Member of the Haryana Legislative Assembly
- In office 2009–2020
- Preceded by: Ramphal
- Succeeded by: Indu Raj Narwal
- Constituency: Baroda

Personal details
- Party: Indian National Congress
- Parent: Bhale Ram

= Krishan Hooda =

Indian politician (1945–2020)

Krishan Hooda (1945–2020) was an Indian politician from Haryana. He was elected as a Member of the Haryana Legislative Assembly from the Baroda Assembly constituency from 2009 to 2020. He last represented the Indian National Congress winning the 2019 Haryana Legislative Assembly election from Baroda. Earlier, he won three times from the Garhi Sampla-Kiloi Assembly constituency. He vacated his seat for Bhupinder Singh Hoodain 2005.

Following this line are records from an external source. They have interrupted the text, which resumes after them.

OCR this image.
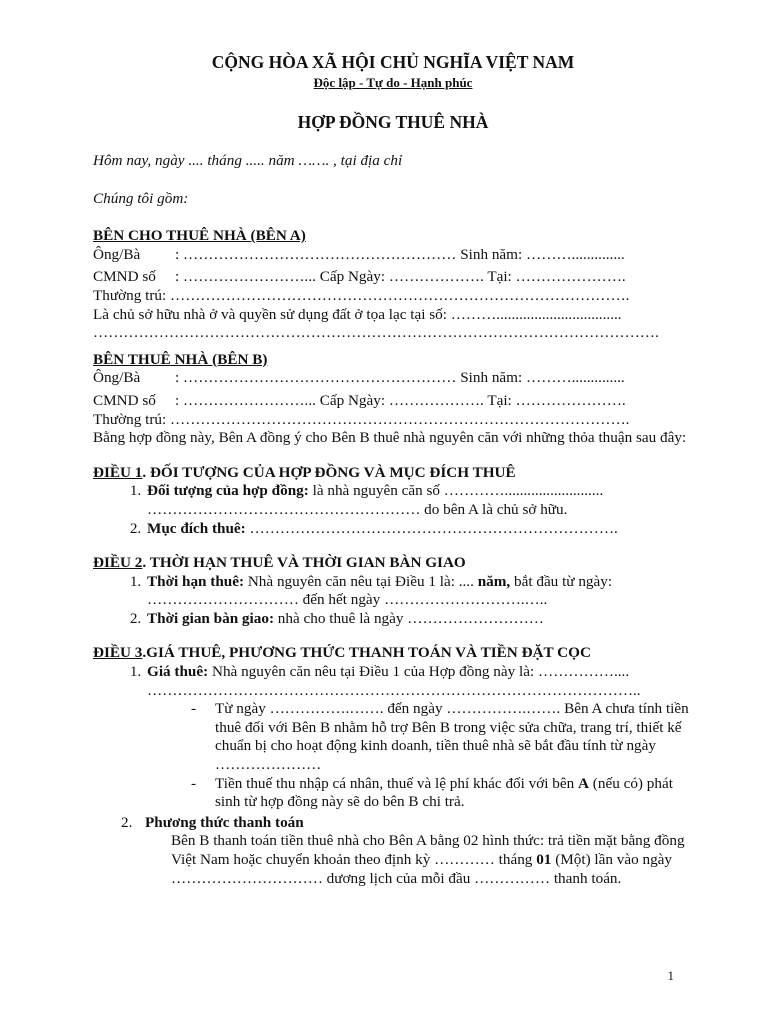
CỘNG HÒA XÃ HỘI CHỦ NGHĨA VIỆT NAM

Độc lập - Tự do - Hạnh phúc

HỢP ĐỒNG THUÊ NHÀ

Hôm nay, ngày .... tháng ..... năm ……. , tại địa chỉ

Chúng tôi gồm:

BÊN CHO THUÊ NHÀ (BÊN A)

Ông/Bà	: ……………………………………………… Sinh năm: ………..............
CMND số	: ……………………... Cấp Ngày: ………………. Tại: ………………….
Thường trú : ……………………………………………………………………………….

Là chủ sở hữu nhà ở và quyền sử dụng đất ở tọa lạc tại số: ……….................................

………………………………………………………………………………………………….

BÊN THUÊ NHÀ (BÊN B)

Ông/Bà	: ……………………………………………… Sinh năm: ………..............
CMND số	: ……………………... Cấp Ngày: ………………. Tại: ………………….
Thường trú : ……………………………………………………………………………….

Bằng hợp đồng này, Bên A đồng ý cho Bên B thuê nhà nguyên căn với những thỏa thuận sau đây:

ĐIỀU 1. ĐỐI TƯỢNG CỦA HỢP ĐỒNG VÀ MỤC ĐÍCH THUÊ

1. Đối tượng của hợp đồng: là nhà nguyên căn số …………..........................
……………………………………………… do bên A là chủ sở hữu.
2. Mục đích thuê: ……………………………………………………………….

ĐIỀU 2. THỜI HẠN THUÊ VÀ THỜI GIAN BÀN GIAO

1. Thời hạn thuê: Nhà nguyên căn nêu tại Điều 1 là: .... năm, bắt đầu từ ngày: ………………………… đến hết ngày ……………………….…..
2. Thời gian bàn giao: nhà cho thuê là ngày ………………………

ĐIỀU 3.GIÁ THUÊ, PHƯƠNG THỨC THANH TOÁN VÀ TIỀN ĐẶT CỌC

1. Giá thuê: Nhà nguyên căn nêu tại Điều 1 của Hợp đồng này là: ……………....
……………………………………………………………………………………..
- Từ ngày …………….……. đến ngày …………….……. Bên A chưa tính tiền thuê đối với Bên B nhằm hỗ trợ Bên B trong việc sửa chữa, trang trí, thiết kế chuẩn bị cho hoạt động kinh doanh, tiền thuê nhà sẽ bắt đầu tính từ ngày …………………
- Tiền thuế thu nhập cá nhân, thuế và lệ phí khác đối với bên A (nếu có) phát sinh từ hợp đồng này sẽ do bên B chi trả.
2. Phương thức thanh toán

Bên B thanh toán tiền thuê nhà cho Bên A bằng 02 hình thức: trả tiền mặt bằng đồng Việt Nam hoặc chuyển khoản theo định kỳ ………… tháng 01 (Một) lần vào ngày ………………………… dương lịch của mỗi đầu …………… thanh toán.

1
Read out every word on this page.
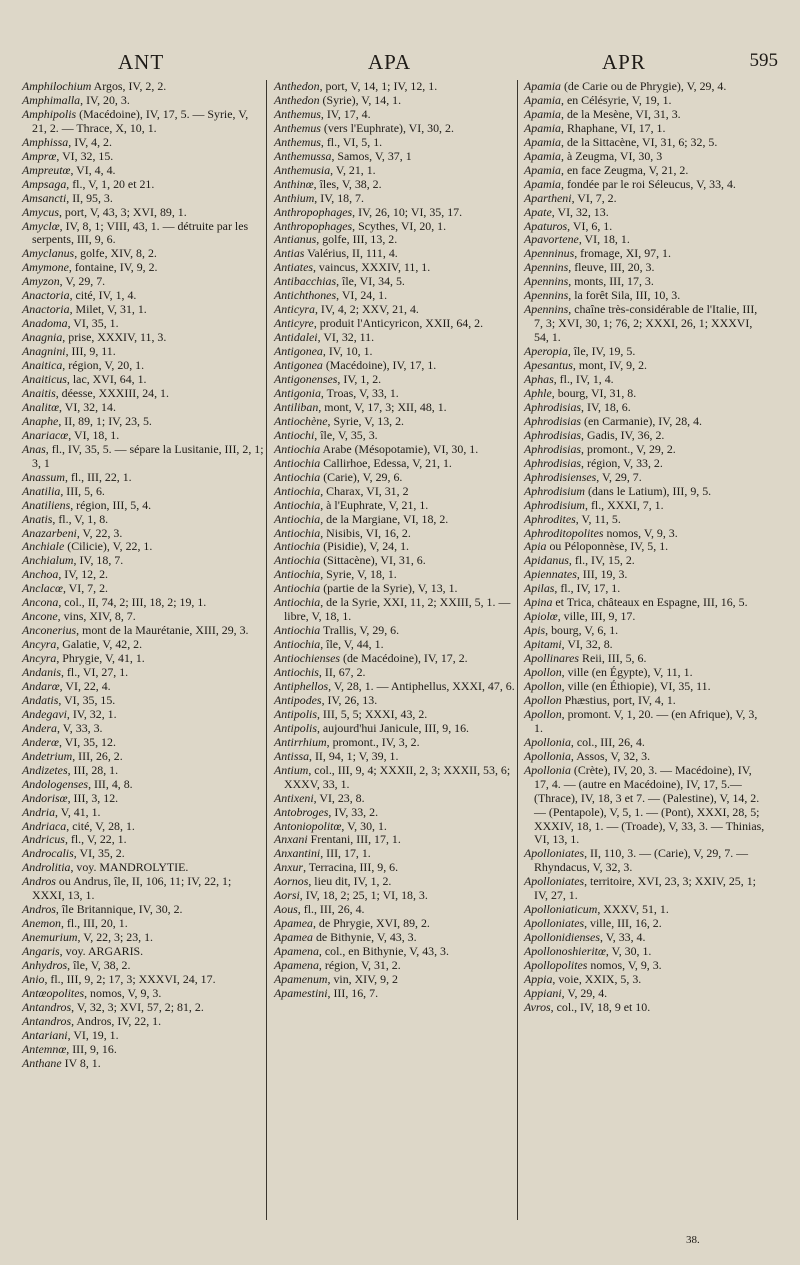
ANT	APA	APR	595
Amphilochium Argos, IV, 2, 2.
Amphimalla, IV, 20, 3.
Amphipolis (Macédoine), IV, 17, 5. — Syrie, V, 21, 2. — Thrace, X, 10, 1.
Amphissa, IV, 4, 2.
Amprœ, VI, 32, 15.
Ampreutœ, VI, 4, 4.
Ampsaga, fl., V, 1, 20 et 21.
Amsancti, II, 95, 3.
Amycus, port, V, 43, 3; XVI, 89, 1.
Amyclœ, IV, 8, 1; VIII, 43, 1. — détruite par les serpents, III, 9, 6.
Amyclanus, golfe, XIV, 8, 2.
Amymone, fontaine, IV, 9, 2.
Amyzon, V, 29, 7.
Anactoria, cité, IV, 1, 4.
Anactoria, Milet, V, 31, 1.
Anadoma, VI, 35, 1.
Anagnia, prise, XXXIV, 11, 3.
Anagnini, III, 9, 11.
Anaitica, région, V, 20, 1.
Anaiticus, lac, XVI, 64, 1.
Anaitis, déesse, XXXIII, 24, 1.
Analitœ, VI, 32, 14.
Anaphe, II, 89, 1; IV, 23, 5.
Anariacœ, VI, 18, 1.
Anas, fl., IV, 35, 5. — sépare la Lusitanie, III, 2, 1; 3, 1
Anassum, fl., III, 22, 1.
Anatilia, III, 5, 6.
Anatiliens, région, III, 5, 4.
Anatis, fl., V, 1, 8.
Anazarbeni, V, 22, 3.
Anchiale (Cilicie), V, 22, 1.
Anchialum, IV, 18, 7.
Anchoa, IV, 12, 2.
Anclacœ, VI, 7, 2.
Ancona, col., II, 74, 2; III, 18, 2; 19, 1.
Ancone, vins, XIV, 8, 7.
Anconerius, mont de la Maurétanie, XIII, 29, 3.
Ancyra, Galatie, V, 42, 2.
Ancyra, Phrygie, V, 41, 1.
Andanis, fl., VI, 27, 1.
Andarœ, VI, 22, 4.
Andatis, VI, 35, 15.
Andegavi, IV, 32, 1.
Andera, V, 33, 3.
Anderœ, VI, 35, 12.
Andetrium, III, 26, 2.
Andizetes, III, 28, 1.
Andologenses, III, 4, 8.
Andorisœ, III, 3, 12.
Andria, V, 41, 1.
Andriaca, cité, V, 28, 1.
Andricus, fl., V, 22, 1.
Androcalis, VI, 35, 2.
Androlitia, voy. MANDROLYTIE.
Andros ou Andrus, île, II, 106, 11; IV, 22, 1; XXXI, 13, 1.
Andros, île Britannique, IV, 30, 2.
Anemon, fl., III, 20, 1.
Anemurium, V, 22, 3; 23, 1.
Angaris, voy. ARGARIS.
Anhydros, île, V, 38, 2.
Anio, fl., III, 9, 2; 17, 3; XXXVI, 24, 17.
Antœopolites, nomos, V, 9, 3.
Antandros, V, 32, 3; XVI, 57, 2; 81, 2.
Antandros, Andros, IV, 22, 1.
Antariani, VI, 19, 1.
Antemnœ, III, 9, 16.
Anthane IV 8, 1.
Anthedon, port, V, 14, 1; IV, 12, 1.
Anthedon (Syrie), V, 14, 1.
Anthemus, IV, 17, 4.
Anthemus (vers l'Euphrate), VI, 30, 2.
Anthemus, fl., VI, 5, 1.
Anthemussa, Samos, V, 37, 1
Anthemusia, V, 21, 1.
Anthinœ, îles, V, 38, 2.
Anthium, IV, 18, 7.
Anthropophages, IV, 26, 10; VI, 35, 17.
Anthropophages, Scythes, VI, 20, 1.
Antianus, golfe, III, 13, 2.
Antias Valérius, II, 111, 4.
Antiates, vaincus, XXXIV, 11, 1.
Antibacchias, île, VI, 34, 5.
Antichthones, VI, 24, 1.
Anticyra, IV, 4, 2; XXV, 21, 4.
Anticyre, produit l'Anticyricon, XXII, 64, 2.
Antidalei, VI, 32, 11.
Antigonea, IV, 10, 1.
Antigonea (Macédoine), IV, 17, 1.
Antigonenses, IV, 1, 2.
Antigonia, Troas, V, 33, 1.
Antiliban, mont, V, 17, 3; XII, 48, 1.
Antiochène, Syrie, V, 13, 2.
Antiochi, île, V, 35, 3.
Antiochia Arabe (Mésopotamie), VI, 30, 1.
Antiochia Callirhoe, Edessa, V, 21, 1.
Antiochia (Carie), V, 29, 6.
Antiochia, Charax, VI, 31, 2
Antiochia, à l'Euphrate, V, 21, 1.
Antiochia, de la Margiane, VI, 18, 2.
Antiochia, Nisibis, VI, 16, 2.
Antiochia (Pisidie), V, 24, 1.
Antiochia (Sittacène), VI, 31, 6.
Antiochia, Syrie, V, 18, 1.
Antiochia (partie de la Syrie), V, 13, 1.
Antiochia, de la Syrie, XXI, 11, 2; XXIII, 5, 1. — libre, V, 18, 1.
Antiochia Trallis, V, 29, 6.
Antiochia, île, V, 44, 1.
Antiochienses (de Macédoine), IV, 17, 2.
Antiochis, II, 67, 2.
Antiphellos, V, 28, 1. — Antiphellus, XXXI, 47, 6.
Antipodes, IV, 26, 13.
Antipolis, III, 5, 5; XXXI, 43, 2.
Antipolis, aujourd'hui Janicule, III, 9, 16.
Antirrhium, promont., IV, 3, 2.
Antissa, II, 94, 1; V, 39, 1.
Antium, col., III, 9, 4; XXXII, 2, 3; XXXII, 53, 6; XXXV, 33, 1.
Antixeni, VI, 23, 8.
Antobroges, IV, 33, 2.
Antoniopolitœ, V, 30, 1.
Anxani Frentani, III, 17, 1.
Anxantini, III, 17, 1.
Anxur, Terracina, III, 9, 6.
Aornos, lieu dit, IV, 1, 2.
Aorsi, IV, 18, 2; 25, 1; VI, 18, 3.
Aous, fl., III, 26, 4.
Apamea, de Phrygie, XVI, 89, 2.
Apamea de Bithynie, V, 43, 3.
Apamena, col., en Bithynie, V, 43, 3.
Apamena, région, V, 31, 2.
Apamenum, vin, XIV, 9, 2
Apamestini, III, 16, 7.
Apamia (de Carie ou de Phrygie), V, 29, 4.
Apamia, en Célésyrie, V, 19, 1.
Apamia, de la Mesène, VI, 31, 3.
Apamia, Rhaphane, VI, 17, 1.
Apamia, de la Sittacène, VI, 31, 6; 32, 5.
Apamia, à Zeugma, VI, 30, 3
Apamia, en face Zeugma, V, 21, 2.
Apamia, fondée par le roi Séleucus, V, 33, 4.
Apartheni, VI, 7, 2.
Apate, VI, 32, 13.
Apaturos, VI, 6, 1.
Apavortene, VI, 18, 1.
Apenninus, fromage, XI, 97, 1.
Apennins, fleuve, III, 20, 3.
Apennins, monts, III, 17, 3.
Apennins, la forêt Sila, III, 10, 3.
Apennins, chaîne très-considérable de l'Italie, III, 7, 3; XVI, 30, 1; 76, 2; XXXI, 26, 1; XXXVI, 54, 1.
Aperopia, île, IV, 19, 5.
Apesantus, mont, IV, 9, 2.
Aphas, fl., IV, 1, 4.
Aphle, bourg, VI, 31, 8.
Aphrodisias, IV, 18, 6.
Aphrodisias (en Carmanie), IV, 28, 4.
Aphrodisias, Gadis, IV, 36, 2.
Aphrodisias, promont., V, 29, 2.
Aphrodisias, région, V, 33, 2.
Aphrodisienses, V, 29, 7.
Aphrodisium (dans le Latium), III, 9, 5.
Aphrodisium, fl., XXXI, 7, 1.
Aphrodites, V, 11, 5.
Aphroditopolites nomos, V, 9, 3.
Apia ou Péloponnèse, IV, 5, 1.
Apidanus, fl., IV, 15, 2.
Apiennates, III, 19, 3.
Apilas, fl., IV, 17, 1.
Apina et Trica, châteaux en Espagne, III, 16, 5.
Apiolœ, ville, III, 9, 17.
Apis, bourg, V, 6, 1.
Apitami, VI, 32, 8.
Apollinares Reii, III, 5, 6.
Apollon, ville (en Égypte), V, 11, 1.
Apollon, ville (en Éthiopie), VI, 35, 11.
Apollon Phæstius, port, IV, 4, 1.
Apollon, promont. V, 1, 20. — (en Afrique), V, 3, 1.
Apollonia, col., III, 26, 4.
Apollonia, Assos, V, 32, 3.
Apollonia (Crète), IV, 20, 3. — Macédoine), IV, 17, 4. — (autre en Macédoine), IV, 17, 5.—(Thrace), IV, 18, 3 et 7. — (Palestine), V, 14, 2. — (Pentapole), V, 5, 1. — (Pont), XXXI, 28, 5; XXXIV, 18, 1. — (Troade), V, 33, 3. — Thinias, VI, 13, 1.
Apolloniates, II, 110, 3. — (Carie), V, 29, 7. — Rhyndacus, V, 32, 3.
Apolloniates, territoire, XVI, 23, 3; XXIV, 25, 1; IV, 27, 1.
Apolloniaticum, XXXV, 51, 1.
Apolloniates, ville, III, 16, 2.
Apollonidienses, V, 33, 4.
Apollonoshieritœ, V, 30, 1.
Apollopolites nomos, V, 9, 3.
Appia, voie, XXIX, 5, 3.
Appiani, V, 29, 4.
Avros, col., IV, 18, 9 et 10.
38.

== Early life and education ==
Hooda was born in Garhi Sampla Kiloi, Haryana in 1945 to Bhale Ram. He passed Class 9 from Government High School, Khidwali tehsil, Rohtak, in 1965.

== Career ==
Hooda was first elected as an MLA winning from Garhi Sampla-Kiloi Assembly constituency representing the Lok Dal in the 1987 Haryana Legislative Assembly election. He won again on Samta Party ticket in the 1996 Haryana Legislative Assembly election where he polled 27,884 votes and defeated Ram Phool of HVP by a margin of 8,165 votes. He won for the third time from the same constituency in 2005 defeating Prem Singh of the Indian National Lok Dal party by a margin of 34,863 votes, but later shifted to Baroda Assembly constituency where he won continuously for three times in the 2009, 2014 and 2019 elections. He won the 2009 Haryana Legislative Assembly election defeating Kapoor Singh Narwal of INLD by a margin of 25,343 votes. In 2014, he retained the seat defeating Narwal again. In the 2019 Haryana Legislative Assembly election he defeated his nearest rival, Yogeshwar Dutt of the Bharatiya Janata Party, by a margin of 5,100 votes.